The latest version of IBM Tririga software, one of the company's Smarter Buildings analytics offerings, could help. The program enables chief financial officers and real estate execs to more easily see how well a company is managing its leased property and how certain changes -- like improvements for energy efficiency and better use of space -- can buoy the bottom line.
The updated IBM Tririga software was developed primarily to make it easier for CFOs and corporate real estate execs to contend with anticipated financial regulations that will require leased assets -- including buildings, vehicles and other equipment -- to be added to the balance sheet as capital assets. Operating leases currently don't appear on balance sheets because they are considered operating expenses.
The new rules could make financial performance -- as expressed in debt-to-equity ratios and returns on assets -- appear worse for Standard & Poor's 500 companies, weighing down firms with an average of more than $1 billion in assets, John Clark, the director of Tririga at IBM, told me. The U.S. Securities and Exchange Commission estimates the impact of the pending regulations could approach $1.25 trillion dollars for publicly traded companies in the United States, he noted.
That makes it even more essential for the men and women who track corporate dollars and real estate to know how leased assets are performing and what can be done to make them operate more efficiently.
According to Clark, that's where the IBM Tririga software comes in. "This is an arrow in the bow for real estate and sustainability executives to help them achieve their goals," he said.
The software enables users to view their company's entire asset portfolio, identify underperforming facilities and put together plans to optimize assets and reduce environmental impacts, which can also drag down financial performance.
"It's a double win," Clark said of the updated solution that IBM unveiled Friday as the company readied for its annual IBM Pulse conference in Las Vegas, which opened yesterday. "This really ushers in the age of asset of efficiency."
IBM acquired Tririga, known for its real estate and facility management software, last year as part of a drive to expand the IT giant's Smarter Buildings initiative. The two embarked on the latest edition of their IBM Tririga software with an eye to helping companies deal with new rules expected from the U.S. Financial Accounting Standards Board and International Accounting Standards Board this year. A survey for IBM of senior executives at global firms with revenue topping $1 billion showed that 92 percent said they aren't prepared for the changes.
Tapping China's Market for Refurbished IT Equipment
In other news in the runup to IBM Pulse 2012, the company opened its first server remanufacturing center in Shenzen, China, where the market for used IT equipment is expected to reach $25 billion by 2014, according research by IDC.

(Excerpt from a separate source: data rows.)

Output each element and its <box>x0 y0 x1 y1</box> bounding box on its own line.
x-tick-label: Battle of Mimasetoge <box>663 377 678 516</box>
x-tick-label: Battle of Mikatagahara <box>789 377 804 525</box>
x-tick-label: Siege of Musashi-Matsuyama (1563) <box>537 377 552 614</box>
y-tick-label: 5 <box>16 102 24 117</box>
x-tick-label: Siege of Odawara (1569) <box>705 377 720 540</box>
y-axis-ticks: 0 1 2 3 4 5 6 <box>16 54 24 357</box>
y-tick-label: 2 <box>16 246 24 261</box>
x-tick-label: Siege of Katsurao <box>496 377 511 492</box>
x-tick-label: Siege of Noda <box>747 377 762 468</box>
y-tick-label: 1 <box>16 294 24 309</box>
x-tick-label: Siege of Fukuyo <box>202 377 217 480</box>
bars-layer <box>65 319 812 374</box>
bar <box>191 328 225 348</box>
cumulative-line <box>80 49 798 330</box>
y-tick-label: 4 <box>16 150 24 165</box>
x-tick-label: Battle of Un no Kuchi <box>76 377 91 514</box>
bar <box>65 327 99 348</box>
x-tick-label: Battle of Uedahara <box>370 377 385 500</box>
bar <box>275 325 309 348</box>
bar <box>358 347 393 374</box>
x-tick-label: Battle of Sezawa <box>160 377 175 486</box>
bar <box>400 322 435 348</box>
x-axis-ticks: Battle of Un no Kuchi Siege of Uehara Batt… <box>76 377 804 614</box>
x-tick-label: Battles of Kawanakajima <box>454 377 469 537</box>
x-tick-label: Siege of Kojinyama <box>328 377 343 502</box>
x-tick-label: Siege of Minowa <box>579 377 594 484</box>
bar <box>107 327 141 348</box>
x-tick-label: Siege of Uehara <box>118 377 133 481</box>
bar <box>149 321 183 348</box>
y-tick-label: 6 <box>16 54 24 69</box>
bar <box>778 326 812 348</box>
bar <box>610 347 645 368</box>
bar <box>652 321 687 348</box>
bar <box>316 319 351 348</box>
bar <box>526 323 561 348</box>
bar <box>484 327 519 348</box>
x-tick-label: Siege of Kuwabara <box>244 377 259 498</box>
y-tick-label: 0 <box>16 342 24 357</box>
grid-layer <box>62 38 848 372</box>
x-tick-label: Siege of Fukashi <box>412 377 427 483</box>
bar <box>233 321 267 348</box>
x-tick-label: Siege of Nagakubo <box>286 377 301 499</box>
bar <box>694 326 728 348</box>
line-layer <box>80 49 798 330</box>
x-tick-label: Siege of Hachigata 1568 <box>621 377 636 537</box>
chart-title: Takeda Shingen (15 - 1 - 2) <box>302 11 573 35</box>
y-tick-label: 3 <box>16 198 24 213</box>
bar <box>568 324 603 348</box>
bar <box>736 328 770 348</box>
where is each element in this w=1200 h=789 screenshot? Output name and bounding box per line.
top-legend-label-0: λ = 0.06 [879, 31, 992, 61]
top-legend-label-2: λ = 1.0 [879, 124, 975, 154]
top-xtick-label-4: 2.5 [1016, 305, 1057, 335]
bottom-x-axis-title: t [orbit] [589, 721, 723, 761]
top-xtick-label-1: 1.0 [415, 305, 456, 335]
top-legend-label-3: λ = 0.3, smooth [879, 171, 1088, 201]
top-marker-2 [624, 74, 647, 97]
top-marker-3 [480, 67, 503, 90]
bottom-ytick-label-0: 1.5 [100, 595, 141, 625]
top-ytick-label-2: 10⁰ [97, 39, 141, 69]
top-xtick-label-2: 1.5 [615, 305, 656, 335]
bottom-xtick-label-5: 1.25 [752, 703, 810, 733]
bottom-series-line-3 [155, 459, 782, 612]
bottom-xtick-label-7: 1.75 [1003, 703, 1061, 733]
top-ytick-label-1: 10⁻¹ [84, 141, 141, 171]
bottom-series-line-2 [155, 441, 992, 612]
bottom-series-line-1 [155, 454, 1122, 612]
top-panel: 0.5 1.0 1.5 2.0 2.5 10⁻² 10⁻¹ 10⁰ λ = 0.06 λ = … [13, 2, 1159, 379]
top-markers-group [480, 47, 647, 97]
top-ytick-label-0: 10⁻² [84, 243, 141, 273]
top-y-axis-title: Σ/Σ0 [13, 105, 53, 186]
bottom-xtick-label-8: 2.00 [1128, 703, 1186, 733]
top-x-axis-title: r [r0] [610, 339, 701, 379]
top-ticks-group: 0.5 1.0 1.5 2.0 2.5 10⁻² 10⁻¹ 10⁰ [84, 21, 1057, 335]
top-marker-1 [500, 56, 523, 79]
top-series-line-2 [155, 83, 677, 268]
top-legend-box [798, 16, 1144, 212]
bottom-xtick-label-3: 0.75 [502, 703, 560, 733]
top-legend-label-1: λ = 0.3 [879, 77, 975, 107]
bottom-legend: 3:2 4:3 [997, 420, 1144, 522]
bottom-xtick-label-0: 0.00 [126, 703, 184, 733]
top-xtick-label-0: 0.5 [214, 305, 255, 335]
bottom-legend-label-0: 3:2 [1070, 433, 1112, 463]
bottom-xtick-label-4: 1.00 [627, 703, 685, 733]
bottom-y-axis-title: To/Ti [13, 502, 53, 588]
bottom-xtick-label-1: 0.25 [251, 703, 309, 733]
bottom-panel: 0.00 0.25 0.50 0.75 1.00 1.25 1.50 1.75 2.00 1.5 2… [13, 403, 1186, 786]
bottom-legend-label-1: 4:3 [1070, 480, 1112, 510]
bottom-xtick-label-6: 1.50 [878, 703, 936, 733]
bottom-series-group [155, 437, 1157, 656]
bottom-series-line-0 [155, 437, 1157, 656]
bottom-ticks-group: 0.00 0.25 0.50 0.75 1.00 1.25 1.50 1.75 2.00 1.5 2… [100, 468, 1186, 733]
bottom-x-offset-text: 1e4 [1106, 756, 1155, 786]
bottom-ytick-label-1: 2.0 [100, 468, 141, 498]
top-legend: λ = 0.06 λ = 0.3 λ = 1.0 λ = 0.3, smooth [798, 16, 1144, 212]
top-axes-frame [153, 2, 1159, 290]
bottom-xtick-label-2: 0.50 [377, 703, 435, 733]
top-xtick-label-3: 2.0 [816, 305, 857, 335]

The facility will first to focus on remanufacturing hundreds of mid-range IBM Power Systems, the company said. By 2014, the site is expected to ramp up its capacity and remanufacture about 100,000 PCs and low-end to mid-range servers by IBM and other makers each year.
By that time, about two-thirds of the demand for refurbished equipment will be for low- to high-end servers and personal computers, IDC found.
IBM's new center in Shenzen is part of the company's Global Asset Recovery Services operation, which includes remanufacturing and refurbishment facilities in Australia, SIngapore, Japan, Brazil, Canada, France, Germany and the U.S.